Roma, 11 ottobre 2018 - Le autorità indipendenti prescindono dalle scelte politiche "a garanzia di tutti". Entra così il presidente della Repubblica Mattarella, senza riferimenti diretti, nello scontro tra il vicepremier Di Maio e Bankitalia. Alle critiche di via Nazionale, Di Maio aveva replicato: "Vuole la legge Fornero? Si presenti alle elezioni". E il ministro per gli Affari europei Savona alla richiesta di un commento sul monito del capo dello Stato dice: "Meno parlo, meglio è...".

Bankitalia è stata la prima, ma poi anche l'Ufficio parlamentare di bilancio e l'Anac sono state criticate o strattonate dai big di Lega e M5s, 'imputate' di aver criticato il Def e altri provvedimenti presentati dal governo gialloverde. Ma il Capo dello Stato, senza voler entrare nel dibattito quotidiano e con una sottolineatura da pedagogo della politica, ricorda il suo ruolo di "garante del buon funzionamento del sistema". "Arbitro", si è definito in passato, dunque non giocatore che scende in campo, ma tutore della Costituzione e dell'equilibrio dei poteri che essa ha disegnato.

Mattarella oggi ha incontrato al Quirinale alcune scuole secondarie di secondo grado e rispondendo alla domanda su quanto sia difficile il suo lavoro in qualità di garante della Costituzione, il Presidente ha spiegato che la Costituzione "ha creato una condizione di equilibri". "La nostra Costituzione consente di superare difficoltà e di garantire l'unità della società anche perché ha creato un sistema in cui nessuno, da solo, può avere troppo potere - ha proseguito -. C'è un sistema che si articola nella divisione dei poteri, nella previsione di autorità indipendenti, autorità che non sono dipendenti dagli organi politici ma che, dovendo governare aspetti tecnici, li governano prescindendo dalle scelte politiche, a garanzia di tutti.

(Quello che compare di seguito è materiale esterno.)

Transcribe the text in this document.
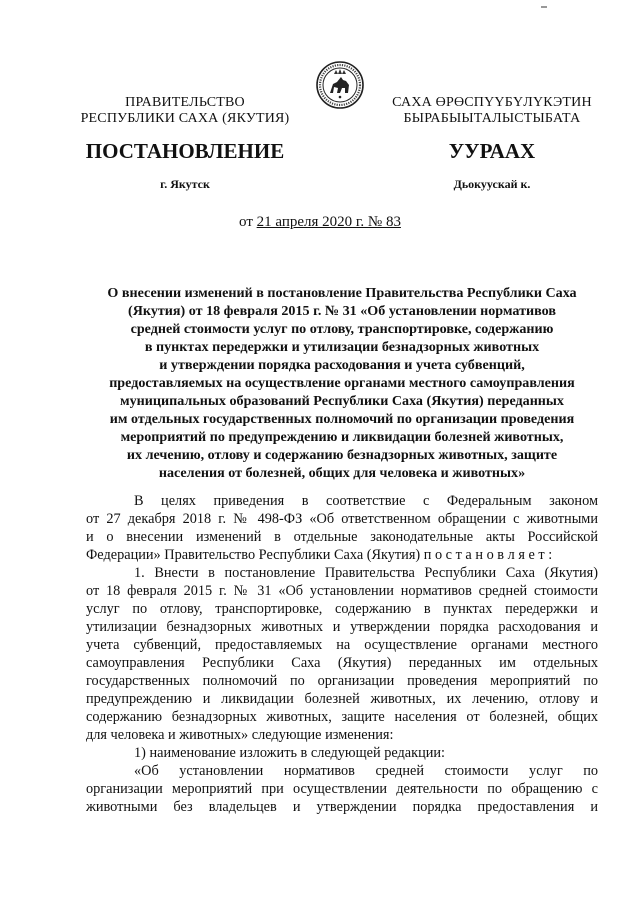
ПРАВИТЕЛЬСТВО
РЕСПУБЛИКИ САХА (ЯКУТИЯ)
САХА ӨРӨСПҮҮБҮЛҮКЭТИН
БЫРАБЫЫТАЛЫСТЫБАТА
ПОСТАНОВЛЕНИЕ	УУРААХ
г. Якутск	Дьокуускай к.
от 21 апреля 2020 г. № 83
О внесении изменений в постановление Правительства Республики Саха
(Якутия) от 18 февраля 2015 г. № 31 «Об установлении нормативов
средней стоимости услуг по отлову, транспортировке, содержанию
в пунктах передержки и утилизации безнадзорных животных
и утверждении порядка расходования и учета субвенций,
предоставляемых на осуществление органами местного самоуправления
муниципальных образований Республики Саха (Якутия) переданных
им отдельных государственных полномочий по организации проведения
мероприятий по предупреждению и ликвидации болезней животных,
их лечению, отлову и содержанию безнадзорных животных, защите
населения от болезней, общих для человека и животных»
В целях приведения в соответствие с Федеральным законом
от 27 декабря 2018 г. № 498-ФЗ «Об ответственном обращении с животными
и о внесении изменений в отдельные законодательные акты Российской
Федерации» Правительство Республики Саха (Якутия) п о с т а н о в л я е т :
1. Внести в постановление Правительства Республики Саха (Якутия)
от 18 февраля 2015 г. № 31 «Об установлении нормативов средней стоимости
услуг по отлову, транспортировке, содержанию в пунктах передержки и
утилизации безнадзорных животных и утверждении порядка расходования и
учета субвенций, предоставляемых на осуществление органами местного
самоуправления Республики Саха (Якутия) переданных им отдельных
государственных полномочий по организации проведения мероприятий по
предупреждению и ликвидации болезней животных, их лечению, отлову и
содержанию безнадзорных животных, защите населения от болезней, общих
для человека и животных» следующие изменения:
1) наименование изложить в следующей редакции:
«Об установлении нормативов средней стоимости услуг по
организации мероприятий при осуществлении деятельности по обращению с
животными без владельцев и утверждении порядка предоставления и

C'è un sistema complesso di pesi e contrappesi, come insegna la nostra Costituzione".

"Perché? Perché - vedete - la storia insegna che l'esercizio del potere può provocare il rischio di fare inebriare, di perderne il senso del servizio e di fare invece acquisire il senso del dominio nell'esercizio del potere", ha sottolineato Mattarella.